Wow. It's been a full year since writing my last blog post. I HAVE been writing though...it's just I'm writing songs. Suppose that's why I moved to Nashville anyway ;) No excuses though. I am back and hope to make this a normal thing as long as I'm able to. I guess after almost 3K people read my last entry I kinda freaked out. How could I top THAT experience...well I'm about to tell ya ;)
Blogs are weird. They’re so personal and there’s so much time the reader has while reading it to pick it apart. See? You’re doing it now aren’t you? Probably the reason I haven’t finished one of the 3 books I started writing. Music is way easier. There’s only about 3 and a 1/2 minutes to stand naked and vulnerable in front of a crowd. Well, 2 minutes and 45 seconds if you’re a pop/country radio writer 😏
Let's start there shall we? So. many. rules. No like, SO MANY RULES. Let me explain...
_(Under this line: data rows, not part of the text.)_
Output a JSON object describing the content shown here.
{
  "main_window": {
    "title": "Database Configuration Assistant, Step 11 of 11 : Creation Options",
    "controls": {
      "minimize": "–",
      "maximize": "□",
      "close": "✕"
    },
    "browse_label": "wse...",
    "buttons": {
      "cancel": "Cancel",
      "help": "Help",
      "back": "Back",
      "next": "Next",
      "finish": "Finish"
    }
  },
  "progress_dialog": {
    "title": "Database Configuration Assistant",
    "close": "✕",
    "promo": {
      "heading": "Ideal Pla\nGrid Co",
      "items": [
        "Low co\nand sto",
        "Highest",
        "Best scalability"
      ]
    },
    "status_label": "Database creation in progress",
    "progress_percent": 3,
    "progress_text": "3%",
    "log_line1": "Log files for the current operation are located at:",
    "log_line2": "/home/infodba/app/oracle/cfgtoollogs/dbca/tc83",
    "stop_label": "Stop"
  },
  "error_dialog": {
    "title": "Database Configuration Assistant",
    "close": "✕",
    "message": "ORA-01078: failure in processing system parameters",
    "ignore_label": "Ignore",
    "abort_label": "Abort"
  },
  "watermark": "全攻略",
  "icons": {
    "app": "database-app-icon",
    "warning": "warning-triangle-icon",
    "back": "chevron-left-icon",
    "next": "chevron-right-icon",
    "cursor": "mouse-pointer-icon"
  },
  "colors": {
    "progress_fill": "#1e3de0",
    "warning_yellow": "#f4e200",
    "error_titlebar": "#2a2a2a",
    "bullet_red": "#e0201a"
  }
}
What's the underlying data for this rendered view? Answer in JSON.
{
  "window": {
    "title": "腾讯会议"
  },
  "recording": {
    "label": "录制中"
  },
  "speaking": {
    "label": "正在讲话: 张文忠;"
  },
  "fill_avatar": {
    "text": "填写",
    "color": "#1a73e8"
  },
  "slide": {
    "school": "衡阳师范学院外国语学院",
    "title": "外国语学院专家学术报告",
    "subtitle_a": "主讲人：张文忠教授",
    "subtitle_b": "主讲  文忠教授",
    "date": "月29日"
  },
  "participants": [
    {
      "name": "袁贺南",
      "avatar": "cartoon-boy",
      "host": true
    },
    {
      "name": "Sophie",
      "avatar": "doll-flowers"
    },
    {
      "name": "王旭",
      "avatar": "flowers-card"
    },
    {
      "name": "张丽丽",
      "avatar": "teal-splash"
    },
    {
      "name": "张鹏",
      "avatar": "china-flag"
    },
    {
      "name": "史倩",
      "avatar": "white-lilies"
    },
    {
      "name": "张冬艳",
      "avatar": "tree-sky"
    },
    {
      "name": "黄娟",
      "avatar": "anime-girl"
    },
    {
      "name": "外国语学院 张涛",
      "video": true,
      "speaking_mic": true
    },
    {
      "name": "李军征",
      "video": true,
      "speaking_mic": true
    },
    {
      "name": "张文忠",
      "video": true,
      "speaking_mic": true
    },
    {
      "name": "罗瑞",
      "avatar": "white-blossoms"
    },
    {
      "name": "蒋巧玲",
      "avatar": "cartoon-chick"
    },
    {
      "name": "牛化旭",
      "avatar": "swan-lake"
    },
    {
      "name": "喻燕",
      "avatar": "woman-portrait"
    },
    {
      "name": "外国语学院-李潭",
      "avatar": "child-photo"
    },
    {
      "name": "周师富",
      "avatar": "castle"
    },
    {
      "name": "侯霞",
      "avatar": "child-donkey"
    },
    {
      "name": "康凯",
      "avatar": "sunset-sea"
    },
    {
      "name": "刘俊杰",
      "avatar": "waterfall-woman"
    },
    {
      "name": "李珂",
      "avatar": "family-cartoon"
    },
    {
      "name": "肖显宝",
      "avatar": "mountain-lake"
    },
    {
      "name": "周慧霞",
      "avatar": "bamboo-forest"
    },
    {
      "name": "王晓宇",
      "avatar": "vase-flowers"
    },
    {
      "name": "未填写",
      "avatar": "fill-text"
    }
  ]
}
I decided to enter the Nashville Rising Song competition. Which is basically a competition where you have 1 song to sing and play in front of music industry professionals. The judges get to pick a winner, and the crowd picks a winner. It is ONLY based off of the song. If you are a terrible singer...but the song is awesome, that person could still win. It's the only actual contest where they are judging lyrics and music only. Not performance. I decided to enter into this contest because I thought I had written a pretty nifty tune. All my friends loved it, and it was time to give it a shot. Well, I didn't win...cause y'all would have heard. I did come in 4th place out of 30 songs so that's very cool. After the evening was done, I walked over to the judges to say thank you and the women who was judging us that night looked at me and said "I loved your song, your Krystal right?" Y'all. THAT made my night. When 30 people play music and the judge can remember your name...that was all I needed. She handed me her card and asked me to email her more songs and that she'd love to work with me.
I remember to this day getting that phone call. She asked me so many questions. What my goals were, what I wanted out of music, who I aspired to be. You could tell she was someone who genuinely cared about people and helping them achieve their goals. As a coach myself, I really connected with her. I began to work with her, meeting several times a month. At first I'd bring her songs and she would RIP them apart. It was extremely frustrating. It was hard to take, especially when you get so invested in a song. Seeing your "babies" all torn up and uprooted and mixed, or just sometimes thrown away was a hard pill to swallow. At one point I remember asking myself if this was actually helping motivate me, or simply helping me realize I wasn't actually cut out for this.
As time went by, I'd keep bringing her songs, and we'd keep cutting and pasting like it was MY JOB. Eventually though, the amount of rearranging and fixing became lighter and lighter. You see, I was actually learning what I needed to in order to go into the writing style I was choosing to pursue. It's like any job...if you want to be successful at it, you need to follow directions and play by the rules. I simply didn't know any of the rules to the game I was apparently charging at head first. How unfair! You will lose at Poker every single time, if you don't even know what will make a hand. Right?
SO.MANY.RULES. There were things about writing country music that I never even thought about before. But guess what? All these hit writers know them like the back of their hand. No wonder some people were so much further ahead than others. I will tell you right now the BEST thing I ever did was take meetings with that judge. I am now part of her publishing company and I am happy to announce that I have several songs that are going to be contracted under her and another publishing company. But that's just the beginning, man.
When my first song was picked up the other publisher in the room at the pitch said that after 3 years she has only signed a few songs. Mine is one of them. That says a lot. Quality songs are hard to come by, and the rules just make it harder. Here are some of the funny things I've been told over the past year...
"We need mid-tempo to upbeat songs"
"There's too many words, it goes too fast. Can you make it slower?"
"Don't pitch a slow song. Slow songs never get cut" (My first song picked up was slow)
"Get to the chorus before 30 seconds"
"The song is too short. Can we add a guitar solo?"
"The song is too long. Can we take out the guitar solo?"
"We need something that sounds fresh and original"
"This sound is different. I don't know who I can pitch this to"
"We want a nostalgic song, a dedication to an older artist type song."
"You can't name people who are famous in songs"
"Don't put specifics in a song, it will make it un-relatable to a lot of people"
"This song isn't descriptive enough. Add some more descriptions."
"We need a girl sprinkled in there somewhere."
"This song isn't about the girl, take the girl out."
Now granted, you have to take a lot of these things in context. I am not going to share all the stories that go along with these comments, but the thing to remember, is that a lot of these people who are looking for songs for their artists don't actually know what they're looking for, until they hear it. It's a true shot in the dark even AFTER you get all the rules right.
It just depends how badly you want something. If you are like me, a BIG dreamer, than get ready to hold on for a very long time. They call Nashville the 10 year town because after working for 10 years straight to get a cut on an album or with an artist, people usually give up and move home. I won't be that person, and I will not let my friends be that person. I am here to accomplish something and I'm not leaving until I do it.